I believe that foretastes of the kingdom comparable to the mighty acts of power we see in Jesus’ ministry still take place in the world. Standing on the outside, as an objective observer, I can’t say for certain where they are or where they aren’t, and I will never try to explain to you why something happened or didn’t happen. Since I am neither the messiah nor one of his apostles, I cannot know with certainty why this thing happened instead of that thing.

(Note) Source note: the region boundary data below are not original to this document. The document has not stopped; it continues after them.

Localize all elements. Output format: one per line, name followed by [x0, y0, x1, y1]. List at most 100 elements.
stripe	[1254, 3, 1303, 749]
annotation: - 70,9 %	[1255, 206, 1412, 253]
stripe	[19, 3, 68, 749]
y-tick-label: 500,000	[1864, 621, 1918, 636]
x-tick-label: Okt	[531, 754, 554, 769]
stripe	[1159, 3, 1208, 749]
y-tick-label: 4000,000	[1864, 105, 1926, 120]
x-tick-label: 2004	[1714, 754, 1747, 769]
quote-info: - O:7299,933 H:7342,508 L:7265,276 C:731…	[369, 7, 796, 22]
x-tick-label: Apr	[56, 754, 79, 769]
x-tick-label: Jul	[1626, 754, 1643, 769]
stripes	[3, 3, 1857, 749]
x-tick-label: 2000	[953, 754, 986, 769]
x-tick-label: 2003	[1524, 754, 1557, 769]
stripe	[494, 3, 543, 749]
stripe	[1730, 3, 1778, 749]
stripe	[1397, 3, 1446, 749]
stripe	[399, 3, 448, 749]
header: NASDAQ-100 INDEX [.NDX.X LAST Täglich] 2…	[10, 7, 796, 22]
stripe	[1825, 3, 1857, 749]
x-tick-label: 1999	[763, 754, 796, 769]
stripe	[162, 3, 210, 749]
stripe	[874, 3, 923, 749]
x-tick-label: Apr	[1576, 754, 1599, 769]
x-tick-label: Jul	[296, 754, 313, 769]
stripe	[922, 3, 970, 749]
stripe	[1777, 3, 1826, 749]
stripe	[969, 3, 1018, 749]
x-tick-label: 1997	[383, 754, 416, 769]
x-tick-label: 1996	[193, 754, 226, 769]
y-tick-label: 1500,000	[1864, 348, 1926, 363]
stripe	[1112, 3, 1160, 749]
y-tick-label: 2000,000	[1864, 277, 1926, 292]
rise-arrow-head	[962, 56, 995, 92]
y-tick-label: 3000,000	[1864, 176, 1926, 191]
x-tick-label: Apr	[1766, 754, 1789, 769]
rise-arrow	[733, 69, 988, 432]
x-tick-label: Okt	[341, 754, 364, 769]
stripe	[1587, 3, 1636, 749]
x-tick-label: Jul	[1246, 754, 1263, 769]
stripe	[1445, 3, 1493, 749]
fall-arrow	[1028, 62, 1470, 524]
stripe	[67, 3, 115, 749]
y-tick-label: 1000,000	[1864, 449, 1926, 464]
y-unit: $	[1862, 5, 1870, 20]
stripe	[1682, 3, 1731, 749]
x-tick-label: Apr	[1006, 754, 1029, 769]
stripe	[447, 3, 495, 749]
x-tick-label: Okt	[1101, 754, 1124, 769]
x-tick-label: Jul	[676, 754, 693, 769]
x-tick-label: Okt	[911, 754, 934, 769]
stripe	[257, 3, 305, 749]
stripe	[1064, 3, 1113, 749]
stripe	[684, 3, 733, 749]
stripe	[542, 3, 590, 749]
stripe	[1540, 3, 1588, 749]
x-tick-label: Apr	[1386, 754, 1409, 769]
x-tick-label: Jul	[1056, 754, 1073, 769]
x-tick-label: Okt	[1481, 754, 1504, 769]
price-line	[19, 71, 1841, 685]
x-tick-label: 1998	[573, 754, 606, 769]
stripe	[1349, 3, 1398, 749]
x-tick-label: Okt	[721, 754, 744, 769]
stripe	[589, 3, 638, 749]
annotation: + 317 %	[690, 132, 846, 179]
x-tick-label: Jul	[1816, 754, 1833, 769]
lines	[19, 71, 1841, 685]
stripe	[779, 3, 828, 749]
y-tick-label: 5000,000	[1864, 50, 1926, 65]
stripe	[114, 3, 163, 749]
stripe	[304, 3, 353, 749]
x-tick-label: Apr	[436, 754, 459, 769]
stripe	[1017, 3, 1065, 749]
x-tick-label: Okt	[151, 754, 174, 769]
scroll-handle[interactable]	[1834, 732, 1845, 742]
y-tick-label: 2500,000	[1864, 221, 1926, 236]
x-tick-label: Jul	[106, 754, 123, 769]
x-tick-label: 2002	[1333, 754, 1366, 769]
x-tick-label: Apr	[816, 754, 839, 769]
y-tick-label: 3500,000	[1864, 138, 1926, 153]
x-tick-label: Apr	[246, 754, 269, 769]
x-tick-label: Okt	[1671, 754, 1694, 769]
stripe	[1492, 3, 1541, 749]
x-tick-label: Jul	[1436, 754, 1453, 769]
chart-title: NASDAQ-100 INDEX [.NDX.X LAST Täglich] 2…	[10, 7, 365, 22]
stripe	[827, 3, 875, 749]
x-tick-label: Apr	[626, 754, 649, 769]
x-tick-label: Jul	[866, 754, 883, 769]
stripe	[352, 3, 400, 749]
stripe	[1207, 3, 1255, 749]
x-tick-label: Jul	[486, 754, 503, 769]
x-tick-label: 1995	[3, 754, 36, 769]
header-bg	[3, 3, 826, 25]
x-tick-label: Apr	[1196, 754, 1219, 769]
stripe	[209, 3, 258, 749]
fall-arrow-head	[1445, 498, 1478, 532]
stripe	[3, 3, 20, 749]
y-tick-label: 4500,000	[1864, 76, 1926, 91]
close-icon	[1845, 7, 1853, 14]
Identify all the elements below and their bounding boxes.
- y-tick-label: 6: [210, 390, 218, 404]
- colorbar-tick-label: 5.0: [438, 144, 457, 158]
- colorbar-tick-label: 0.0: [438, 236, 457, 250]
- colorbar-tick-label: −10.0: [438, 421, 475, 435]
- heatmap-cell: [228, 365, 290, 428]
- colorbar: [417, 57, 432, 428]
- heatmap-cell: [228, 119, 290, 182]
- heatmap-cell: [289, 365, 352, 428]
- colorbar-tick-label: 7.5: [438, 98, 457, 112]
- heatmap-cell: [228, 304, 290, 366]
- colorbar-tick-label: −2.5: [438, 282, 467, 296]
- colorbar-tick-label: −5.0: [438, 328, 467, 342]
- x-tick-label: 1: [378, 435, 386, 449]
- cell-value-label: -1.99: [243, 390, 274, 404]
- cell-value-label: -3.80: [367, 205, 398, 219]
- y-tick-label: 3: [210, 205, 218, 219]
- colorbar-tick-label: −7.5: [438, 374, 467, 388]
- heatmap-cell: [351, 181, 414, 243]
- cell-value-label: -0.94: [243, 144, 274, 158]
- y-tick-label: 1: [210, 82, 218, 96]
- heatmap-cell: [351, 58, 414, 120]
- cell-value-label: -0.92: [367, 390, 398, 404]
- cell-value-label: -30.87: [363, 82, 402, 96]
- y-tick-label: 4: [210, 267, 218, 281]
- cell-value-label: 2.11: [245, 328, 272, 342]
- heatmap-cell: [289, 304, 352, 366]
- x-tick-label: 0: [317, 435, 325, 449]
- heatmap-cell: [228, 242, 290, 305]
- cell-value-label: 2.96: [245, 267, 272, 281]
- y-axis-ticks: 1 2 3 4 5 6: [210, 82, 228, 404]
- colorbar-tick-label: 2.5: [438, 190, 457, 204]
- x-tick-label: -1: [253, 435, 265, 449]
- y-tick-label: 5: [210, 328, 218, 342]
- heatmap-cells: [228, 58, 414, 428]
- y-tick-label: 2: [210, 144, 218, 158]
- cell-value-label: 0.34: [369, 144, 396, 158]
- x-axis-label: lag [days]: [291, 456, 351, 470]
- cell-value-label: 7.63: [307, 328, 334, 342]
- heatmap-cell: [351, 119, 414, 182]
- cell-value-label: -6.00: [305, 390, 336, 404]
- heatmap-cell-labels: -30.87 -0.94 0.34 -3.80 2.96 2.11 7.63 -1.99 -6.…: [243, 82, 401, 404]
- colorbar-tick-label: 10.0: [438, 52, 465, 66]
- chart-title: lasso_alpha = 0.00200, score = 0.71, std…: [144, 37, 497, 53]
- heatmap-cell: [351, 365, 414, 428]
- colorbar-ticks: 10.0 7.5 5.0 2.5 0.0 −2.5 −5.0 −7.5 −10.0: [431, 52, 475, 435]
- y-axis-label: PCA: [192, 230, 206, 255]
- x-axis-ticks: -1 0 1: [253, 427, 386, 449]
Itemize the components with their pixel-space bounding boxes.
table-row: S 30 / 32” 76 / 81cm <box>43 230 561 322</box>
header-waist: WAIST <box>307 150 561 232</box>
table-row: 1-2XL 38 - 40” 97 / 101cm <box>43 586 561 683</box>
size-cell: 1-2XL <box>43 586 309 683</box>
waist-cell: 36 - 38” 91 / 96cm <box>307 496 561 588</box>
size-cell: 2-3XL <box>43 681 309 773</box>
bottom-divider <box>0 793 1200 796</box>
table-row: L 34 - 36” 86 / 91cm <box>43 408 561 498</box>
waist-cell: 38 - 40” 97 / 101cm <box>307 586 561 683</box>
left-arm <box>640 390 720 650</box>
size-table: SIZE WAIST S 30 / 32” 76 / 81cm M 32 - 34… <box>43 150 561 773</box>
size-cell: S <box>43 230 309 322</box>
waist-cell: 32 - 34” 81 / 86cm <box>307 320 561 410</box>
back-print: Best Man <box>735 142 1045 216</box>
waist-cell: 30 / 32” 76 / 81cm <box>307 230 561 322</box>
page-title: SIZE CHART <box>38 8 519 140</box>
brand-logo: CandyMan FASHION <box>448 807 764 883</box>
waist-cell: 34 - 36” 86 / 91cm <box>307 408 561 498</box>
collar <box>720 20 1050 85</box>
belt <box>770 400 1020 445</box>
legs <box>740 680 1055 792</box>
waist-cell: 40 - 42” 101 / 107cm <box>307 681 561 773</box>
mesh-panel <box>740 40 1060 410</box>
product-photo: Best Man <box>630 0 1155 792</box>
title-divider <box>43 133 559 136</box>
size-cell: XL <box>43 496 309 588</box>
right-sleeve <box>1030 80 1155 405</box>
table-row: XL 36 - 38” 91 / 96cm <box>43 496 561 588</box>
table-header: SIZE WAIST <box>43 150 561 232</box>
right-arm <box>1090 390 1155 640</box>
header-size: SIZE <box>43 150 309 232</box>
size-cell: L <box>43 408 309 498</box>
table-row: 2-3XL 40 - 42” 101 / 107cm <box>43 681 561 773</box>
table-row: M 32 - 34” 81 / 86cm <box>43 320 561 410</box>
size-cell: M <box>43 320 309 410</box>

But when the sick who cry out to God are healed or the hungry fed or the imperiled delivered from danger, should they not thank God? The authors of the psalms praise God for specific acts of deliverance. The authors of the Torah claim that God delivered his people from Pharaoh and from starvation in the wilderness. Who am I to disagree? When I am the one who has been one praying for deliverance in any kind of battle or illness or hardship of any sort, you’d better bet that I am going to follow the example of the Psalms. “The LORD has done great things for us, and we rejoiced.” (Psalm 126:3)
Now such a sentiment can be expressed very awkwardly and many people will comprehend it naively, especially immature believers. People will also create problematic theological constructs with reference to God’s sovereignty. But confidence in God’s saving power is not, in my estimation, the problem.
So, now we are back at the question, “Why?” Why me, and not him? Or why her, and not me? Why the widow of Zarephath and not her neighbor?
There is a profound mystery here which for me boils down to this. “Why hasn’t Christ yet come again to crush death and destroy injustice forever?” That’s what I am waiting for. That’s what I confess: “He will come again in glory to judge the living and the dead, and his kingdom will have no end.” Why hasn’t he? “I look for the resurrection of the dead, and the life of the world to come.” When will it appear?
I don’t have an answer for that. I cannot explain God’s ways, but I can join in the church’s earliest recorded prayer. It’s a single Aramaic word found in 1 Corinthians 16:22: maranatha (which means, “our Lord, come”). And I can join the saints envisioned by the seer of Revelation 6:10 and cry out, “How long, O Lord?”
The members of the early church had faith in the one who fed the widow of Zarephath and healed her son, even while they cried out in faith for the day when all will be fed and all will be healed. May we share in their faith, their endurance and their hope.
Oh, and one more thing. The widow of Zarephath was not an Israelite. She lived outside the boundaries of Israel and talks about “your God” with Elijah. God’s uses his kingdom power even on behalf of those who do not belong to his covenant people.